B.C.'s Education Ministry has not yet returned a CBC request for confirmation on the report.
Trustee Patti Bacchus said she has yet to hear from the ministry, but pushing back the deadline another decade would put another generation of children at risk.
"This is gambling with the safety of kids. These are high risk buildings ... To put off another ten years — we're talking thousands of children spending their days in a high risk school.
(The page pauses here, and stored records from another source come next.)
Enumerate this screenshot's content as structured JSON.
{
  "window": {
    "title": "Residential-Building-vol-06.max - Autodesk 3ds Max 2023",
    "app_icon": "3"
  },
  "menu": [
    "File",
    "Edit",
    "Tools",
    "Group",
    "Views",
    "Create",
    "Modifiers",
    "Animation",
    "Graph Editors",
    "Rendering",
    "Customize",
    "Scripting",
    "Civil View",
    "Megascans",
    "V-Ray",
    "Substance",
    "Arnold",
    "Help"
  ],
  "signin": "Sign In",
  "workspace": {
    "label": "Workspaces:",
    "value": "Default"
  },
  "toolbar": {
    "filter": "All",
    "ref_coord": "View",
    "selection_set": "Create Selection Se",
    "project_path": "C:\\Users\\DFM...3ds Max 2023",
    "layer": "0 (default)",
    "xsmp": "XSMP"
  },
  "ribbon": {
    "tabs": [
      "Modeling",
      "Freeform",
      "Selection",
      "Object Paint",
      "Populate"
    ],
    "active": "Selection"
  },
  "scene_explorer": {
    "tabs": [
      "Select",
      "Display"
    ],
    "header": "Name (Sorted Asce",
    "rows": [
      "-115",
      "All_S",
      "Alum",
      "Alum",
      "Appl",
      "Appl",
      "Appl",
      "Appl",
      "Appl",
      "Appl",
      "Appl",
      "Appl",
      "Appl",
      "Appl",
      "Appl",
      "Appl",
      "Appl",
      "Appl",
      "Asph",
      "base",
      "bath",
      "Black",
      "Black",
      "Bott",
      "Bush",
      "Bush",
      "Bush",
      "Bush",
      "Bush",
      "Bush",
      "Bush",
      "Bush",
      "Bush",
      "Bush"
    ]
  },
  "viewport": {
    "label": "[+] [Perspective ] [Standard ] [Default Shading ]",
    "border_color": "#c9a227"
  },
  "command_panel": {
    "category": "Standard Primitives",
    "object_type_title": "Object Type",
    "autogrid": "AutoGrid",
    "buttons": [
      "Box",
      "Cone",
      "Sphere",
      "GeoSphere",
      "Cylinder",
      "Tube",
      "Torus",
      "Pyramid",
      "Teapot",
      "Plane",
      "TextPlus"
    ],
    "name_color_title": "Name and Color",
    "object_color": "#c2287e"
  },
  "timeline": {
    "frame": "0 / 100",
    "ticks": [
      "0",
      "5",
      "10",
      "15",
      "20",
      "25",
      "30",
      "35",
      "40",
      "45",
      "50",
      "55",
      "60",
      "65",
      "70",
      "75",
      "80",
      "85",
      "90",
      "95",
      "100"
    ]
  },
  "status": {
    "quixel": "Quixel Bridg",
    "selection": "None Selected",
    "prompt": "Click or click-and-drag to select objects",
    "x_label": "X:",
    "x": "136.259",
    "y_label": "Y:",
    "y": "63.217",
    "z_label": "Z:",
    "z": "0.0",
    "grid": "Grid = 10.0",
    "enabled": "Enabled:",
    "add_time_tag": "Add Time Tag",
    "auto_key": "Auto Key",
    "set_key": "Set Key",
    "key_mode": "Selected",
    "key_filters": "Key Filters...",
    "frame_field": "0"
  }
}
That could have been fixed by now," said Bacchus.
Despite a decade of upgrades, Bacchus said there are still more than 40 Vancouver schools that are still deemed at high risk of collapsing during a major earthquake.
"We're not talking moderate risk, these are all high risk, H1 and H2 buildings that are expected to have significant structural failure in the event of an earthquake," said Bacchus.
A rating of H1 means a school is at the highest risk of widespread damage or structural failure during a major earthquake.
A 2012 survey found that there were more than 150 schools across the province at high risk of substantial damage during an earthquake, and pegged the cost of upgrading them at $1.3 billion.
Last year the government announced that school boards would have to pay half the cost of seismic upgrades.
"They find different reasons, to say gee, here we are 10 years into the program and now they're saying this a problem," said Bacchus.
"I don't buy that. Parents certainly shouldn't accept that. These children's lives should not be put at risk."